Ces derniers mois, les enseignes ont multiplié les opérations destinées à protéger le pouvoir d’achat des Français, rivalisant de promotions et autres opérations à prix coûtant. Toutes ont vendu, à un moment ou à un autre ces deux dernières années, le carburant sans marge ; toutes ont proposé des paniers anti-inflation, constitués d’articles à prix serrés, voire à prix coûtant chez Système U. Parallèlement, les distributeurs accusent leurs fournisseurs d’alimenter la hausse des prix pour préserver leurs marges. Mais les distributeurs aussi ont besoin de gagner leur vie, même s’ils préfèrent ne pas avoir à le rappeler.

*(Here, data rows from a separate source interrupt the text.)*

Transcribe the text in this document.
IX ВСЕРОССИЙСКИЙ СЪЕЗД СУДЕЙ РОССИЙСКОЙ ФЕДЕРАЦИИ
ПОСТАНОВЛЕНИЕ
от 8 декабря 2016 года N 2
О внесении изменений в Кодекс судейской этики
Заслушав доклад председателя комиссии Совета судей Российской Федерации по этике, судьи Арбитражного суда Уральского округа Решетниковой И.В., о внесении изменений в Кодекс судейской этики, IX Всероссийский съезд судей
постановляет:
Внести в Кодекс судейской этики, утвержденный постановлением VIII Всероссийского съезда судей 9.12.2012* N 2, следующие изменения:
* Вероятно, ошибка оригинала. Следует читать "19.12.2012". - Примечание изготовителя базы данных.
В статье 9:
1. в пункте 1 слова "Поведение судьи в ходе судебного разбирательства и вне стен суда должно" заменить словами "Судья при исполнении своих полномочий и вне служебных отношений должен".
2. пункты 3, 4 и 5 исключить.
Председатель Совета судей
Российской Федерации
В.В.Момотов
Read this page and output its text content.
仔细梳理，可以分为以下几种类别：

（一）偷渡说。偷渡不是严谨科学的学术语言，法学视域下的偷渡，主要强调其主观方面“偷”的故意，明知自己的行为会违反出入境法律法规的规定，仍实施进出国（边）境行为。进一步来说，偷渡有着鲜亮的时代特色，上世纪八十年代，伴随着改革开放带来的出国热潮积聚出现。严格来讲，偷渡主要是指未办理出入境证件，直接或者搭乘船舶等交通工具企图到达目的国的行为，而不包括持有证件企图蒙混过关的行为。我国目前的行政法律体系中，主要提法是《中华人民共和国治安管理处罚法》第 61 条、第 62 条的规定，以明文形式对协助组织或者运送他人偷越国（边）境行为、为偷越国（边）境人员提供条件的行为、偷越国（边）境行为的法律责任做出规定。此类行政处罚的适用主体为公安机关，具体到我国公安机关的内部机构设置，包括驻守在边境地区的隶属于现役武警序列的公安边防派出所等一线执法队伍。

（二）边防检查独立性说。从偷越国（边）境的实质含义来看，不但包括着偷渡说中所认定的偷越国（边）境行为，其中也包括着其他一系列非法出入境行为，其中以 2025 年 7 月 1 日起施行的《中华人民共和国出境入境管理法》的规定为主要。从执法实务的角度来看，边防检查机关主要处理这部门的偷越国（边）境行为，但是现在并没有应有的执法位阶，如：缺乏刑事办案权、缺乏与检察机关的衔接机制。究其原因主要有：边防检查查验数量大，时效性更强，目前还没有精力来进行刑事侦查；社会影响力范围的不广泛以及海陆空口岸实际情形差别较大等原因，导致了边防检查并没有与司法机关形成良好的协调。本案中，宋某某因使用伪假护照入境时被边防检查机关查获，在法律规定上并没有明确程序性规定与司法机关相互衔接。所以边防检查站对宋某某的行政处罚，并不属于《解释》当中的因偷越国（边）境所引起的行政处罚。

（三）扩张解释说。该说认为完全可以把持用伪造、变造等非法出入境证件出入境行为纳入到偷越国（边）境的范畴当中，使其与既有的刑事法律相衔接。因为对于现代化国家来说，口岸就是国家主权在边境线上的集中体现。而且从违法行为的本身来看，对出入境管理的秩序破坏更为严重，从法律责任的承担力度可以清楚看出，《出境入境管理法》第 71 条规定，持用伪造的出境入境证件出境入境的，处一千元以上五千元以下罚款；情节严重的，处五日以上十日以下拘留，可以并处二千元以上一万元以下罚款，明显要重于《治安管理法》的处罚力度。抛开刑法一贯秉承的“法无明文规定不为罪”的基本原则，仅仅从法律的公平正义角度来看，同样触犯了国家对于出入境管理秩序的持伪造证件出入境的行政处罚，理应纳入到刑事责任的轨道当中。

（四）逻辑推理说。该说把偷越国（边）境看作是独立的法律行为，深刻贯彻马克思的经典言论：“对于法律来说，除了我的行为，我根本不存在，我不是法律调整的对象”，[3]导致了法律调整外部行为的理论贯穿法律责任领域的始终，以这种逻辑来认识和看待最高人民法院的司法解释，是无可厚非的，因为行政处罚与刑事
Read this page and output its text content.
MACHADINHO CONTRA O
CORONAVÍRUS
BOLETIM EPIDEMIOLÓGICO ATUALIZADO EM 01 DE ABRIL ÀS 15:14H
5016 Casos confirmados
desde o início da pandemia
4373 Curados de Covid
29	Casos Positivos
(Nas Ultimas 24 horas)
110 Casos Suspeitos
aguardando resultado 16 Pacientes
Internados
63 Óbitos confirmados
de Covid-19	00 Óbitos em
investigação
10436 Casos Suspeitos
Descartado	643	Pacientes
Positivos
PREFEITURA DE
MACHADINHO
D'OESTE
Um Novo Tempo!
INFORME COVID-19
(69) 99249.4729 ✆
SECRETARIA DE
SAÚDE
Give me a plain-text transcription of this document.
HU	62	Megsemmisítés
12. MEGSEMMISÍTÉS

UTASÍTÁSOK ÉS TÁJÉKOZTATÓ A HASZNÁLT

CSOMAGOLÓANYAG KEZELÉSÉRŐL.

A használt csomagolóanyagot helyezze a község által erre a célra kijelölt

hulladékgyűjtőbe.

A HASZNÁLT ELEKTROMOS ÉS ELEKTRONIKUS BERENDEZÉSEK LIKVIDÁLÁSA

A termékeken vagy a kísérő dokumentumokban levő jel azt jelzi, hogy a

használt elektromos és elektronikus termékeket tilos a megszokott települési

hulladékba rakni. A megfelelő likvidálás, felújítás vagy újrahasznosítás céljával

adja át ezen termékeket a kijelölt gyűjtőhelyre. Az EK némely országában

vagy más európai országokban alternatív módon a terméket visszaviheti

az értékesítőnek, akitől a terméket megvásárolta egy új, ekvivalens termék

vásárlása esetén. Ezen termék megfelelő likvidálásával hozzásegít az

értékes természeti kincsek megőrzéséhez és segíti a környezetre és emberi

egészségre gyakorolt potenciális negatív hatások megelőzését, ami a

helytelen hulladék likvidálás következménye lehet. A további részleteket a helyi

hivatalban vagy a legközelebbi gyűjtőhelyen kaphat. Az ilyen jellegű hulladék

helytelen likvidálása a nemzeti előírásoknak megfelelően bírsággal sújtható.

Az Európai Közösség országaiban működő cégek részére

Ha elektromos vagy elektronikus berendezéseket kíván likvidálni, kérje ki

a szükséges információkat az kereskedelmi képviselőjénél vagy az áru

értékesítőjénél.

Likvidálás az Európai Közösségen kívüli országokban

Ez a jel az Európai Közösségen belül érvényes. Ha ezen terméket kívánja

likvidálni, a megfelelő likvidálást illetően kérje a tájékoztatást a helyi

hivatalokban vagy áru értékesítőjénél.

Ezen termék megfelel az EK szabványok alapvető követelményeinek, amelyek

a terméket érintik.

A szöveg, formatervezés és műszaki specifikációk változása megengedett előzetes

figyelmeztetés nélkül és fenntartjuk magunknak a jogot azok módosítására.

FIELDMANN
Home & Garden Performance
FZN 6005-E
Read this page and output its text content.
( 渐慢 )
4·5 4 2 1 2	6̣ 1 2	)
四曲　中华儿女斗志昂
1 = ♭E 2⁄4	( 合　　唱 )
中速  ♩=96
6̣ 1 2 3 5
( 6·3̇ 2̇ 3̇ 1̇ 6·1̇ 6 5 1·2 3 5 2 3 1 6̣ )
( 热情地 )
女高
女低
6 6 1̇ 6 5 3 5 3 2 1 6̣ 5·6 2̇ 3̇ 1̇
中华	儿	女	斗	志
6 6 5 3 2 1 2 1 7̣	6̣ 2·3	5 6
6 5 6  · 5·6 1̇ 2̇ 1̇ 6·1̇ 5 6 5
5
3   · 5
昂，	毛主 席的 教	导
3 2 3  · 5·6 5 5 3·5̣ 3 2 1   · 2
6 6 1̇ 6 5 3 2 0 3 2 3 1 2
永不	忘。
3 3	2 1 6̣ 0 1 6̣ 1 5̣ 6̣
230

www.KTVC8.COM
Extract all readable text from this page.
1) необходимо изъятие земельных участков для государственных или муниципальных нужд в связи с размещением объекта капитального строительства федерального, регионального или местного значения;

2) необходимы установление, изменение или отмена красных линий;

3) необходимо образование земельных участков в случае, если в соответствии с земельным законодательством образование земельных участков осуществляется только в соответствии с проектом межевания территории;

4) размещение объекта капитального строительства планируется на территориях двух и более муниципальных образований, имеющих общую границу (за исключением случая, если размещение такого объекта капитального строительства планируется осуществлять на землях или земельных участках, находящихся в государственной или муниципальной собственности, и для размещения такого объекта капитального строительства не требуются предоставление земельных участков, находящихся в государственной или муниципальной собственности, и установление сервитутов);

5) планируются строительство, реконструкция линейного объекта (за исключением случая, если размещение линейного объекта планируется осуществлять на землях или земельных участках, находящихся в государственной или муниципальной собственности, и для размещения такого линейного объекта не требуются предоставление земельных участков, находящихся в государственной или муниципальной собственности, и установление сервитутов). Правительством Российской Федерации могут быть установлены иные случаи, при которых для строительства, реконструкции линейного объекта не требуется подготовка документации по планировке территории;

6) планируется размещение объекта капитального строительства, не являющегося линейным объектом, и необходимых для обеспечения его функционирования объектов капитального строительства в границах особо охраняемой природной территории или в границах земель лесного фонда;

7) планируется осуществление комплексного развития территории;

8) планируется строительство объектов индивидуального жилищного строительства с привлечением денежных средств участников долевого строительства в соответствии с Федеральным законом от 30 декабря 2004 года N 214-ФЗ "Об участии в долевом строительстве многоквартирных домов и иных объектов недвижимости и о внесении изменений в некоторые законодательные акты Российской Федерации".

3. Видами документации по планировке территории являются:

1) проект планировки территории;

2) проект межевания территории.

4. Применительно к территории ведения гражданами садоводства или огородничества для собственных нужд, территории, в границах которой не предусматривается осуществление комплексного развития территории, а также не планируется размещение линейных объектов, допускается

Vendre du carburant à perte pourrait au moins avoir une vertu, espère un distributeur: contribuer à l’obtention d’un moratoire sur la loi Descrozaille votée l’année dernière. Bête noire des distributeurs, cette dernière prévoit un plafonnement à 34 % des promotions sur les produits d’hygiène et de beauté.
«Ce plafonnement frappera une nouvelle fois les Français les plus en difficulté, en accroissant les marges des géants du secteur», soulignait Alexandre Bompard, PDG de Carrefour et président de la Fédération du commerce et de la distribution (FCD) dans une lettre envoyée le 7 septembre dernier à Bruno Le Maire et Olivia Grégoire, la ministre du Commerce. Au regard de la volonté du gouvernement d’autoriser la vente de carburant à perte, cette limitation des promotions paraît complètement incohérente , souligne un distributeur.